Enfin le Royaume ?
Quarante jours après sa résurrection, Jésus est enlevé au ciel. Pendant ces quarante jours, Luc nous dit que Jésus enseigna encore ses disciples, leur parlant de ce qui concerne le Royaume de Dieu. Il les institua comme les continuateurs de son œuvre, en leur donnant ses ordres par le Saint-Esprit. Pour accomplir leur mission, ils recevront une aide, et Jésus déclare mystérieusement qu’ils doivent attendre la promesse du Père dont il leur a parlé. Le lecteur qui connait la suite du livre devine qu’il s’agit du Saint-Esprit qui sera répandu à Pentecôte.
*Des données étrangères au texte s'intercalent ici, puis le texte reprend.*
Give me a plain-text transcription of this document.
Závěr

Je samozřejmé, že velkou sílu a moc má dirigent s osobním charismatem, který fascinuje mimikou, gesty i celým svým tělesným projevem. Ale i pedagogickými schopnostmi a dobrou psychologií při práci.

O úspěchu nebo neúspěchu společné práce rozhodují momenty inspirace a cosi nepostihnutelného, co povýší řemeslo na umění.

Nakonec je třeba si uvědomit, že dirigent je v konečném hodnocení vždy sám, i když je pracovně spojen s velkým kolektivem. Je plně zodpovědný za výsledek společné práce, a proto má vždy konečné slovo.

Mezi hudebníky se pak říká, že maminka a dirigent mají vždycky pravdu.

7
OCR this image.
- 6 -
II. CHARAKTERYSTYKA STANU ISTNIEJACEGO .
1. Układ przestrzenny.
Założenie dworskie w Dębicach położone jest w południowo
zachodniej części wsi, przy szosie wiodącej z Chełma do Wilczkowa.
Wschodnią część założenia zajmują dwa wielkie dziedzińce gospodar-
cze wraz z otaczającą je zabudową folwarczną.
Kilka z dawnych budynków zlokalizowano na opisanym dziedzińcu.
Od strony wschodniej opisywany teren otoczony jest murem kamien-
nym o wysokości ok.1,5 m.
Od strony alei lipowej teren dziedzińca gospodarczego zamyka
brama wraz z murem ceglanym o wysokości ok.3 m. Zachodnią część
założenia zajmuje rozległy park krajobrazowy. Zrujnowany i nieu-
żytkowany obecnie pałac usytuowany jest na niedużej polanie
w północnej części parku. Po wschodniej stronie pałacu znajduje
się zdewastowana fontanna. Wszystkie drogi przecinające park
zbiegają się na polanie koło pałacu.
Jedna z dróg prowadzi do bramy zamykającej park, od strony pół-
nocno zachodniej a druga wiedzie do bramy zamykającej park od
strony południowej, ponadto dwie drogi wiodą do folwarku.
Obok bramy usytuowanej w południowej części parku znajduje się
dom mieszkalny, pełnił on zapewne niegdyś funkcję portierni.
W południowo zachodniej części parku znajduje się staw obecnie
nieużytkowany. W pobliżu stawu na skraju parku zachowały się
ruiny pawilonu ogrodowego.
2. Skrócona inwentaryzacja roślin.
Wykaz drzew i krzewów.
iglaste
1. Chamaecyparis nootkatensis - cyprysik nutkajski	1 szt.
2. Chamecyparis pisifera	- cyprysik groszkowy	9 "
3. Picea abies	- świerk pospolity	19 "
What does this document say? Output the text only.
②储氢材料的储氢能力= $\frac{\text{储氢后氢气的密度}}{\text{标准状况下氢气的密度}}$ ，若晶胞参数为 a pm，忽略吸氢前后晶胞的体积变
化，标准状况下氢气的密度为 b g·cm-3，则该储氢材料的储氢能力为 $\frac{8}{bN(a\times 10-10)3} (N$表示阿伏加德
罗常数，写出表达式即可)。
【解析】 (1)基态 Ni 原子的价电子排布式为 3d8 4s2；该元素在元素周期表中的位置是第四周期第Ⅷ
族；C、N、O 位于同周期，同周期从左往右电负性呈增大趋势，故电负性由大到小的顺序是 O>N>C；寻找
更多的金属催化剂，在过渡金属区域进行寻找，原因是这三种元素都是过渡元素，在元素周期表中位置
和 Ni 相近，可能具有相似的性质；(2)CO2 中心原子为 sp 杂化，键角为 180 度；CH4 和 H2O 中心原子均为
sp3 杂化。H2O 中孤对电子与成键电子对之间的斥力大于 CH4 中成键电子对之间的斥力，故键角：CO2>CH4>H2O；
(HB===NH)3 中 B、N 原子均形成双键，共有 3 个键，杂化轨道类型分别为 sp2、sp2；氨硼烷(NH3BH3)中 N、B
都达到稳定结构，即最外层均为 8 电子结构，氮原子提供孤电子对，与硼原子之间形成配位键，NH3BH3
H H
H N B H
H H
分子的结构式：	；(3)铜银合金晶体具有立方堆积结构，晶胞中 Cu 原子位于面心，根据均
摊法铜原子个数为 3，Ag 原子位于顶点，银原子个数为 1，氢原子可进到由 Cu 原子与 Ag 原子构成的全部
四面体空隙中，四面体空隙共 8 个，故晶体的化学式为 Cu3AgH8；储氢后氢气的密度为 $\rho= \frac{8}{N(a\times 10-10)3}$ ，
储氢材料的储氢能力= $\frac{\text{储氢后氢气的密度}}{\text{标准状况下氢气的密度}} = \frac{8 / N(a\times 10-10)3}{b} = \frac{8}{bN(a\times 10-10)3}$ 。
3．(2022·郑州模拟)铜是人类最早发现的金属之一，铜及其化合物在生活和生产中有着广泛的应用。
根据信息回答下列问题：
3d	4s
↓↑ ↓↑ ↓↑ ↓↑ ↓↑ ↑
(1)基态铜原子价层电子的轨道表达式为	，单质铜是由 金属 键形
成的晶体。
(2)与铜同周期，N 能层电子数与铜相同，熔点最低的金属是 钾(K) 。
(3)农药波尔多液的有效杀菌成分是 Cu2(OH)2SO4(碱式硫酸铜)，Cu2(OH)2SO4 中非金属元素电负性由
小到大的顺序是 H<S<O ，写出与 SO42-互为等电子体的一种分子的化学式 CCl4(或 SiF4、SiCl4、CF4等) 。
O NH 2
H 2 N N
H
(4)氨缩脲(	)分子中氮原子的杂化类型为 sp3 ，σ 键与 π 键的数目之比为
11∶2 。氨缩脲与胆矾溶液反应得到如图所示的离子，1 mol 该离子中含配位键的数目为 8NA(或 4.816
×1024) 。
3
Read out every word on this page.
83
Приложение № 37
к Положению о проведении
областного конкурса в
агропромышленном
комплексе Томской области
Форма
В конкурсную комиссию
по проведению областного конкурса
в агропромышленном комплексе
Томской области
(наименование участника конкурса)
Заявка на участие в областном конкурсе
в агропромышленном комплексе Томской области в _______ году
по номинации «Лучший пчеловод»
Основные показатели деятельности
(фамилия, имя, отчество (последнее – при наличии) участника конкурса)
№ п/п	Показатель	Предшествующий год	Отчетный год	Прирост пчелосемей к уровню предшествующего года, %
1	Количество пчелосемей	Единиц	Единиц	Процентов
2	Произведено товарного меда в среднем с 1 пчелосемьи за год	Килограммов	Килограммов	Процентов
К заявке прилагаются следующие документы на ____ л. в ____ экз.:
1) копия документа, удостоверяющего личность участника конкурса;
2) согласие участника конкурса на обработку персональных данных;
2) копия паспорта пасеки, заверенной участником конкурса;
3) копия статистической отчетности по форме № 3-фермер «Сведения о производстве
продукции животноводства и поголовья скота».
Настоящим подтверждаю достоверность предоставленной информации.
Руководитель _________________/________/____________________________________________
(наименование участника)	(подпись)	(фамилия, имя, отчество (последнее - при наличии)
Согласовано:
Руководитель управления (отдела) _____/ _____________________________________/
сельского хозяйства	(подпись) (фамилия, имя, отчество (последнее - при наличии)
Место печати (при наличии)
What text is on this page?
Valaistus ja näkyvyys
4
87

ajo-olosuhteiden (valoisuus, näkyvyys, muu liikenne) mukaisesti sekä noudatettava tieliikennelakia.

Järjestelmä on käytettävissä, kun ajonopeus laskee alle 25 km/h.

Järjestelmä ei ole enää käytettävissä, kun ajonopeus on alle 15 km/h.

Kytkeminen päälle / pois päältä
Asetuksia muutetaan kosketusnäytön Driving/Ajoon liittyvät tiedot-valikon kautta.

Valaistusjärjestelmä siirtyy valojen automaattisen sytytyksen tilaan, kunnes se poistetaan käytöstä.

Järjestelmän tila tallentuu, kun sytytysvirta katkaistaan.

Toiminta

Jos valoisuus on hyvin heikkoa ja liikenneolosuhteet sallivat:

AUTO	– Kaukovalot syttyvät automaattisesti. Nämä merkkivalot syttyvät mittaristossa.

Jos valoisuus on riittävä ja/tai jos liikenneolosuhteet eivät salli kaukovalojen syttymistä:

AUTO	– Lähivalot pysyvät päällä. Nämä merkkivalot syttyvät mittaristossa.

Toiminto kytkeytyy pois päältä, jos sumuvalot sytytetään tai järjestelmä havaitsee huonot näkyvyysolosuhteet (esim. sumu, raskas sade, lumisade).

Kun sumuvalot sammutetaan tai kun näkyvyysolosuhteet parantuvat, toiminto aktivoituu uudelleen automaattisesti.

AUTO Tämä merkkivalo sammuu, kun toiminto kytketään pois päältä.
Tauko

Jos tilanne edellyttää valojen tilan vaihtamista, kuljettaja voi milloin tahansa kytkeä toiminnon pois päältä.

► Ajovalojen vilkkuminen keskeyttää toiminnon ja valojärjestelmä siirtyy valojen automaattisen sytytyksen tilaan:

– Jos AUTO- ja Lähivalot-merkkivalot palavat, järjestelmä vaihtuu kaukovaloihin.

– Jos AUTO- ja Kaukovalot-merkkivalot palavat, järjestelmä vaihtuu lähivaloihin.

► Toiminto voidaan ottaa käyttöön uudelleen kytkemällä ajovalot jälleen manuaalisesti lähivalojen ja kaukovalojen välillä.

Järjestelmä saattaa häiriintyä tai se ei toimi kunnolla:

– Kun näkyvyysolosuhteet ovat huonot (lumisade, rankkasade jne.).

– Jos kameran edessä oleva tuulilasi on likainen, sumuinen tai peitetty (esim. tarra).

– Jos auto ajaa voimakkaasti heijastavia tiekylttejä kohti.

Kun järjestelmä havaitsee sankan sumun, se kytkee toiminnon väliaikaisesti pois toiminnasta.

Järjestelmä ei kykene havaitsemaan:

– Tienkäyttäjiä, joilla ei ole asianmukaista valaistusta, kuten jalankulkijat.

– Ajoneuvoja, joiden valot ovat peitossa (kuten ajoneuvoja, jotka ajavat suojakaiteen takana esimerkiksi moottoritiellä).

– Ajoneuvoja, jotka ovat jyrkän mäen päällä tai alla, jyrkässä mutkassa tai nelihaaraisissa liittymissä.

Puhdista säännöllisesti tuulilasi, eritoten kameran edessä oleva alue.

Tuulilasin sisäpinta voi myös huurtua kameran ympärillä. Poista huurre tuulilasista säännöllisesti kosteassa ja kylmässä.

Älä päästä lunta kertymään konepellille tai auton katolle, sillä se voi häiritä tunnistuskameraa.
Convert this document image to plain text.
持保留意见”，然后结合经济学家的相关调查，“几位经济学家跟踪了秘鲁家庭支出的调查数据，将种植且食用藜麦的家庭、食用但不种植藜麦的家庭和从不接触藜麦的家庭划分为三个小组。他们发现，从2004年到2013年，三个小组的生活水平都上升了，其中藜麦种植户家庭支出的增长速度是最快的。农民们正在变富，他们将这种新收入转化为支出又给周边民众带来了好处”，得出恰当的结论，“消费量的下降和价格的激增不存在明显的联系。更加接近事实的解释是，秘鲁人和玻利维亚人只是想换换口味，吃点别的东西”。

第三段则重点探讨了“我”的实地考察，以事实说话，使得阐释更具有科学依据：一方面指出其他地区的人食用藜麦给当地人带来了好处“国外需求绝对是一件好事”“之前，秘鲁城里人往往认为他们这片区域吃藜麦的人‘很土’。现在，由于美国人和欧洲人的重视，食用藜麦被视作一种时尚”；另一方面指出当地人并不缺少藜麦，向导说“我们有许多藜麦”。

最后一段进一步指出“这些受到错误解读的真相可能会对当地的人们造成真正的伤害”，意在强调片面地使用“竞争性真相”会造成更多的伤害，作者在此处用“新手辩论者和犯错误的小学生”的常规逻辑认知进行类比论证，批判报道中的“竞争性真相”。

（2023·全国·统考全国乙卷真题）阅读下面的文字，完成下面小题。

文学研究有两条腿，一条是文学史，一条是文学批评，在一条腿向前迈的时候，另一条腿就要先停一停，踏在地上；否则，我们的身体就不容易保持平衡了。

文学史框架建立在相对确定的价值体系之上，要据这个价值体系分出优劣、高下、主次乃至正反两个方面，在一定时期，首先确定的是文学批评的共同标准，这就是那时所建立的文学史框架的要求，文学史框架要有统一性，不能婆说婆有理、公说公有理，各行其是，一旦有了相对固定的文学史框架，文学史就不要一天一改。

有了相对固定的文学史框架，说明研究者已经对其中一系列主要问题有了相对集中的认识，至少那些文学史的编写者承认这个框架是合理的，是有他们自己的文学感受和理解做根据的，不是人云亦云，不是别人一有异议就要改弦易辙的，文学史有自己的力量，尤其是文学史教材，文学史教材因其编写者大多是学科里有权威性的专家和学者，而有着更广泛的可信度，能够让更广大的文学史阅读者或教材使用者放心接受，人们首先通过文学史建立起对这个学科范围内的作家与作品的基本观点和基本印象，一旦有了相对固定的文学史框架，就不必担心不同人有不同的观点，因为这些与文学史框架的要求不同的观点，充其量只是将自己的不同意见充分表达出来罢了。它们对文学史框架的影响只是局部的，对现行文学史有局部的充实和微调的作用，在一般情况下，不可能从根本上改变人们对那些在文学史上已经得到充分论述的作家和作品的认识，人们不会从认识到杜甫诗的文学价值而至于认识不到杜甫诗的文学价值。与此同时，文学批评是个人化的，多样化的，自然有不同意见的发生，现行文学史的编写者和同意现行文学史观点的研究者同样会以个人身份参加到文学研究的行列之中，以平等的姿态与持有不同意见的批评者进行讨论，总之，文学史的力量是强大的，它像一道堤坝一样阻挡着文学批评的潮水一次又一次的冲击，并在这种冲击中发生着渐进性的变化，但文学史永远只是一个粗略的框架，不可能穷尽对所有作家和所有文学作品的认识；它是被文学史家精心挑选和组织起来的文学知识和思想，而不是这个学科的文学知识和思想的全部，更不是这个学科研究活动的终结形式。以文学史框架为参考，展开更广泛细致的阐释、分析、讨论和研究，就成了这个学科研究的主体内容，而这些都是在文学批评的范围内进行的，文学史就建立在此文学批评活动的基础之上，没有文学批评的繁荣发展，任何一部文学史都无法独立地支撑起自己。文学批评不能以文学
Mais est-ce si clair pour les apôtres ? Savent-ils vraiment ce que le Maître attend d’eux ?
Jésus leur demande de demeurer à Jérusalem. Ce centre politique et religieux ne peut qu’être le point de départ d’une nouvelle ère. Dans Luc, la prophétesse Anne n’annonçait-elle pas déjà face à Jésus nouveau-né « la rédemption de Jérusalem » ? Durant tout le ministère de Jésus, l’ambiguïté a persisté : le Fils de David viendrait certainement rétablir avec puissance le trône de son ancêtre. Jésus lui-même a pu alimenter cette ambiguïté par une attitude messianique et royale à la fois. Jusqu’au bout, les disciples crurent que le Royaume d’Israël allait être relevé par Jésus. D’où la cruelle désillusion de l’élimination rapide du supposé prétendant au trône. Les deux disciples cheminant avec Jésus trois jours après la Passion le déclarent avec tristesse : nous espérions que ce serait lui qui délivrerait Israël. Les apôtres d’après la résurrection n’ont apparemment pas davantage évolué, car leur réponse à la promesse de Jésus d’un baptême d’Esprit saint est : Seigneur, est-ce en ce temps que tu rétabliras le royaume pour Israël ? Ainsi, l’annonce par Jésus de la venue du Royaume de son Père se heurte toujours à la même incompréhension : celle de l’attente d’un royaume politique et théocratique, ici et maintenant, dans lequel les apôtres occuperaient sans doute les meilleures places !
Du futur au présent
L’œuvre de Jésus fait jaillir la question de l’identification du Royaume : comment le reconnaître, quels sont les signes infaillibles de son institution (Lc 17.20-21) ? Jésus répond que le temps du Royaume échappe à l’homme ; il ne se matérialise pas de façon visible, mais il est « en vous ». Même constat à l’Ascension : le temps est un mystère qui n’appartient qu’au Père ; le ciel est vide au regard, Jésus s’est dérobé dans la nuée jusqu’à la fin des temps.
Même si Jésus a promis à ses apôtres une place à ses côtés dans sa future seigneurie, pour le présent leur regard est ramené sur terre (Ac 1.11), là où les attend la longue tâche du témoignage. Si le Seigneur est parti, les disciples ne sont pas pour autant abandonnés à eux-mêmes, puisque l’Esprit promis leur sera bientôt envoyé. Esprit qui guidera les missionnaires pour que ce Royaume de la Parole soit bâti comme le Seigneur le veut et non comme les hommes en décident (Ac 16.6-8).
Renonçant à s’extraire du monde en une contemplation vide (rester à regarder le ciel), les disciples repartent au point de départ de l’Évangile, Jérusalem. Non point pour y restaurer la royauté politique d’Israël, mais pour se mettre humblement tous ensemble en prière. Ayant enfin entendu que leur participation à la seigneurie du Christ passait par le service et le choix des plus modestes places (Lc 22.24-27), les disciples sont appelés à se mettre en route pour proclamer cette royauté paradoxale du Seigneur, du Roi qui se tient parmi vous comme celui qui sert.